Killed in Action September 27, 1950, in Korea, Aged 23 Years.


Bo has been gone almost four years now. Because of his death there will always be a certain emptiness in the lives of those who knew and loved him. He left behind many wonderful memories of a boy and a man full of fun and life, but with high ideals which he not only lived up to himself, but which he instilled into many other people.

As a boy Bo showed the qualities which were so evident all through his life. He was a leader with a great imagination and the ability to carry out his ideas. He organized our childhood gangs, as well as many other activities, ranging from a neighborhood newspaper to a lemonade stand In the summer. He liked sports and regularly attended meetings at the YMCA, as well as playing baseball and football at school. He was a good student and always enjoyed reading. As he grew up he collected books until he had a good-sized library of Poe, Shakespeare, De Maupassant, and other authors. Besides all his activItles, Bo had something he displayed throughout his life-a kind and loving personality. He enjoyed people-all people - and because he liked them he invariably brought out their good qualities. He seemed to gain something from each person he know, and in turn gave part of himself to them. He was completely unselfish and would do almost anything for a friend. When we were small he took it upon himself to be my guardian-Bo walked with me to and from school, and many times gave up his own play to see that I was safe. As we grew up he was more than just a big brothor-he was a confidante, adviser, teacher, and disciplinarian. Our grandparents, who raised us after our mother died, set an example for Bo by their unselfish devotion and generosity. He loved them deeply and always tried to live up to the bright dreams they had for him. There were times of course when he required a little discipline, for he was a normal boy with ideas and inventions, which once in a while were very impractical. On the whole, however, our family was very close-each enjoying and loving the others very much.

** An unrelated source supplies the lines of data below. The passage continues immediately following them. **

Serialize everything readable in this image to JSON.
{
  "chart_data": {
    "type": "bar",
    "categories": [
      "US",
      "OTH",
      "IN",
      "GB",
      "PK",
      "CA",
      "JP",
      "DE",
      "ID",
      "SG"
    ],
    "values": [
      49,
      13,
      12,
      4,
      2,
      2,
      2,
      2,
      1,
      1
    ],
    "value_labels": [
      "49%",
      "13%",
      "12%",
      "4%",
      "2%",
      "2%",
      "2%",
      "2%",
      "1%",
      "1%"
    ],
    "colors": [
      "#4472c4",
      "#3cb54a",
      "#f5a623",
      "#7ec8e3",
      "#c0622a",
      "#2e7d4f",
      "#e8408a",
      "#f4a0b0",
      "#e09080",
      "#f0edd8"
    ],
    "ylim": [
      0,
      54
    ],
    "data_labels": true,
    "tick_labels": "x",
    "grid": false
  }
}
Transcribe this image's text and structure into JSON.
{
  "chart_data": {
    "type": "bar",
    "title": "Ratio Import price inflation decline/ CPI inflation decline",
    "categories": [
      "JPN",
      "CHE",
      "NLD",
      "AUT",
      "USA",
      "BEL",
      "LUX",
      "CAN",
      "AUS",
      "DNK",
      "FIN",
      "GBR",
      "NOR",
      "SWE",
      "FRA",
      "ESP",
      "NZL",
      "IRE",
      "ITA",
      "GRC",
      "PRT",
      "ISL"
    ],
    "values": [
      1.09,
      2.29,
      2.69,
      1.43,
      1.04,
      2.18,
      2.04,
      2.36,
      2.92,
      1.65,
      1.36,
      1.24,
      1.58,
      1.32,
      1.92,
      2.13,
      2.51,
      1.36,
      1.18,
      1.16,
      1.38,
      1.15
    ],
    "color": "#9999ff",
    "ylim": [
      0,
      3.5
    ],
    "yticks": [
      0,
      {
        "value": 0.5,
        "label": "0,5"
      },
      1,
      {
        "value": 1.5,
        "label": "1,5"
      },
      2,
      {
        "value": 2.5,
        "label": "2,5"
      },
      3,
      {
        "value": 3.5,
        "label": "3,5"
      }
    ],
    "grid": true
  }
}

Bo went away to Kentucky Military Institute for high school, and for the first time our group was broken up. However, these school years were filled with many letters and wonderful summer vacations. During high school Bo found that the combination of his uniform and what he called his "charming personality" made him popular with the girls. So throughout these years there was a succession of love affairs -each one 'being "IT", but only for a short while. After his graduation from KMI, as a Cadet Captain, he was drafted and soon was sent to France as a member of the Army of Occupation. After serving a year in France and Germany, he received his appointment to West Point.

The following fall he passed his entrance examinations after a hard preparatory course at Amherst. His first year was the usual difficult one. He spent many hours on his first vacation astounding his friends and family, telling them of the hardship of a plebe. During this year however, a wonderful thing happened to Bo; he met Jacqueline Lowry, the daughter of Colonel Lowry, and this time he really fell in love. The next years went by swiftly and in his senior year he and Jackie became engaged. He made many good friends at the Point whom he regretted leaving, but at the same time he was anxious to be married and start his career. On the evening of his graduation, he and Jackie were married in the chapel at Fort Hamilton, New York where she lived. It was a lovely wedding and they were very very happy. They spent several weeks of their honeymoon with our family and several weeks with Jackie's family.

Just after graduation the Korean war broke out and orders came for Bo to leave immediately for Fort Lewis, Washington. When he left Bo was cheerful and determined. I'll always remember his telling us not to worry; that It was his job to help clear up the war quickly, and that he would be back soon. That was the middle of July. On September 27, 1950, he was killed in action. He spared us the terrible hardships in his letters, but we later learned that only two men from his company survived those battles.

After he was gone we were bitter for a long time. Why did he have to be killed when he had so much ahead of him- We asked ourselves this question a million times. We never received a direct answer but somehow we've come to know deeply that his death was not in vain. Sometimes only through the sacrifices of great and wonderful people in the name of freedom do we at home realize how precious our liberty is. God must have taken Bo because his job here was done. He instilled his leadership, his wisdom and his kindness into many people. To him we can give the greatest tribute possible - there are many people who are better and happier because he lived.